Without doubt, doubt and its relationship to faith, knowledge, and unbelief is worth some careful reflection by the discerning Christian. Understanding doubt is important not only for our own faith, but also if we expect to help others come to faith and resolve their doubts biblically.

*Some of the names in this question were changed for this article.

Questions

1. To what extent do you relate to the questions in the above list? How would you characterize yourself in terms of doubt?

2. “The world of Christian is not a fairy-tale, make-believe world, question-free and problem-proof, but a world where doubt is never far from faith’s shoulder,” Os Guinness writes. “If we constantly doubt what we believe and always believe-yet-doubt, we will be in danger of undermining our personal integrity, if not our stability. But if ours is an examined faith, we should be unafraid to doubt. If doubt is eventually justified, we were believing what clearly was not worth believing. But if doubt is answered, our faith has grown stronger still. It knows God more certainly and it can enjoy God more deeply. Obviously, then, each one of us should understand doubt for God’s sake and for ours.” How do you respond to this?
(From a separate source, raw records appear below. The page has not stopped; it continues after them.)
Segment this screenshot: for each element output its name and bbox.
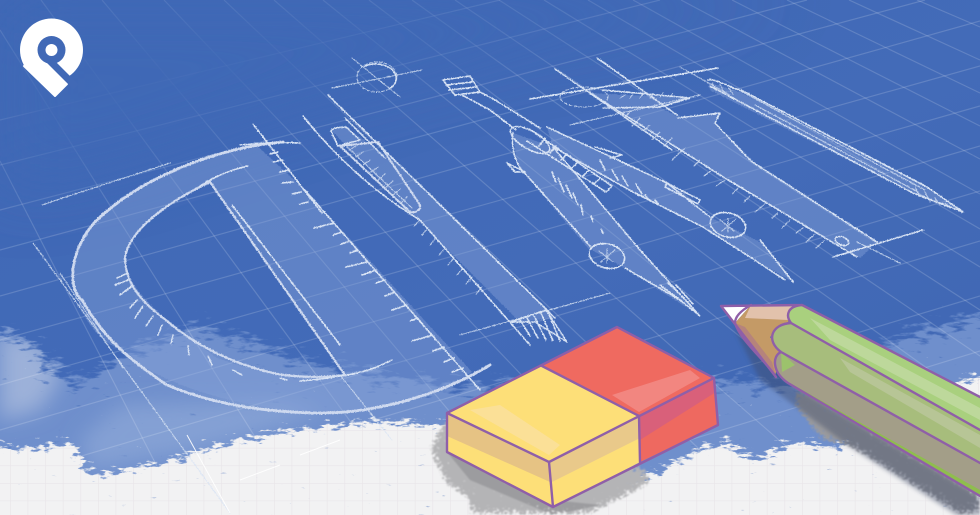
dark tint of pencil shadow on blue paint xyxy=(733,326,980,515)
eraser yellow front side xyxy=(447,413,553,507)
faint sketch lines on paper xyxy=(187,435,340,513)
eraser yellow right side xyxy=(549,416,640,507)
pencil upper facet xyxy=(788,305,980,430)
protractor inner scale ticks xyxy=(115,273,287,380)
pencil middle facet xyxy=(772,323,980,463)
logo: white map pin with letter P xyxy=(20,18,83,96)
sketch: sliding ruler and set square xyxy=(530,58,923,263)
sketch: crosshair circle xyxy=(332,58,422,97)
ruler tick marks xyxy=(270,152,463,372)
eraser red top face xyxy=(542,327,714,416)
pencil lead tip xyxy=(721,305,751,323)
eraser red side xyxy=(639,378,718,462)
sketch: pencil on blueprint xyxy=(680,67,963,212)
coloured pencil xyxy=(721,305,980,496)
sketch: compass xyxy=(443,76,793,316)
eraser and pencil cast shadows xyxy=(428,385,980,515)
light blue brushed paint layer xyxy=(0,306,980,486)
eraser xyxy=(447,327,718,507)
pencil lower facet xyxy=(775,352,980,496)
sketch: protractor and ruler xyxy=(33,124,490,513)
sketch: mechanical pen xyxy=(303,95,610,345)
eraser yellow top face xyxy=(447,366,639,462)
pen tip hatching xyxy=(460,293,610,342)
pencil outline xyxy=(721,305,980,496)
pencil wood xyxy=(735,305,802,376)
eraser outline xyxy=(447,327,718,507)
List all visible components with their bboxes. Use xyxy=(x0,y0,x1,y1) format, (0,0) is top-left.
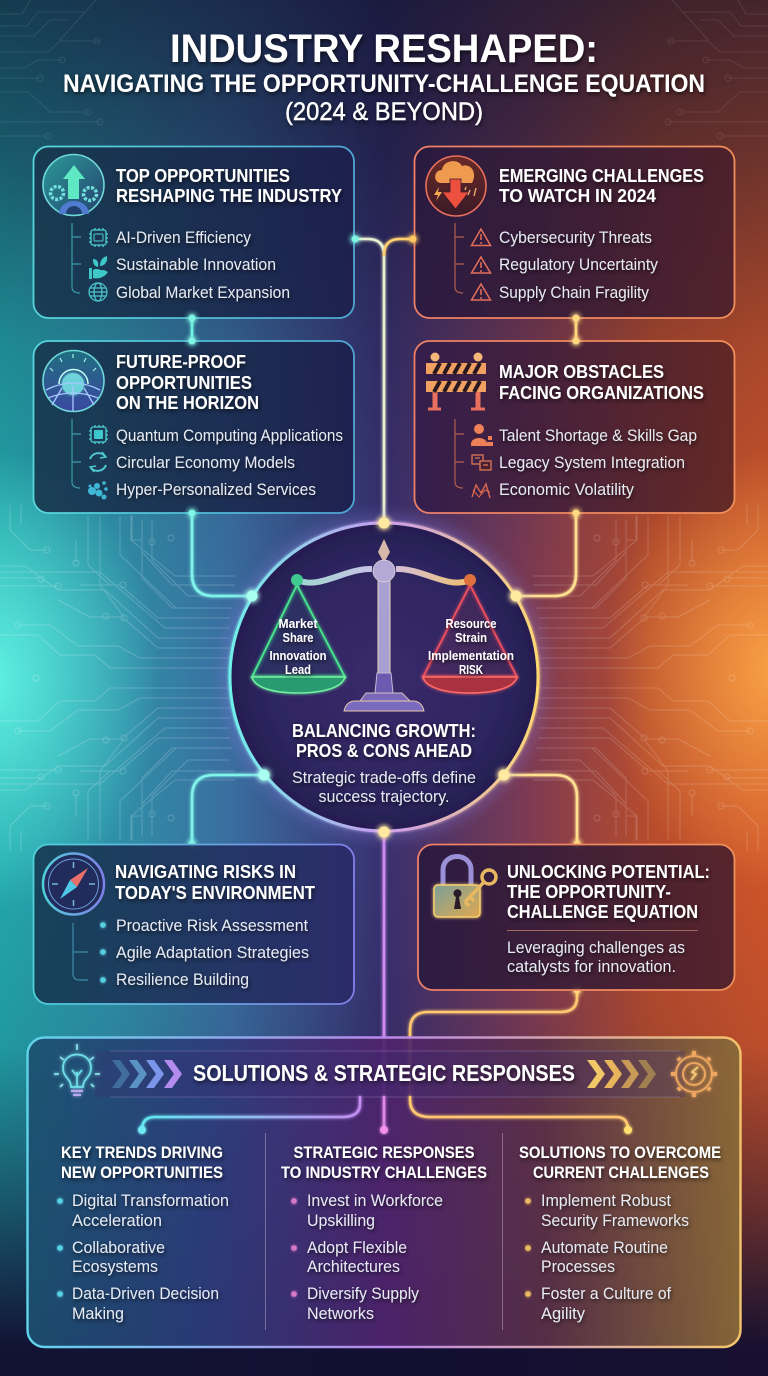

3. Do you feel comfortable sharing your doubts within your Christian community? Why or why not? Since the Christian community should be a place which warmly welcomes doubters, providing a safe place to search for answers to honest questions, what is the problem? What can we do to help our Christian community be a safe haven for doubters?

4. How would you define doubt? How would you define its relationship to faith? To knowledge? To unbelief? Can you define them in terms an unbeliever can relate to? To what extent do you understand doubt? What plans should you make?

Source

Recommended reading: God in the Dark: The Assurance of Faith Beyond a Shadow of Doubt by Os Guinness (Westchester, IL: Crossway Books; 1996) 224 pp.
Guinness from In Two Minds: The Dilemma of Doubt and How to Resolve It by Os Guinness (Downers Grove, IL: InterVarsity Press; 1976) p. 15-16.
Questions adapted from The Myth of Certainty: The Reflective Christian and the Risk of Commitment by Daniel Taylor (Downers Grove, IL: InterVarsity Press; 1986, 1992) p. 14-15.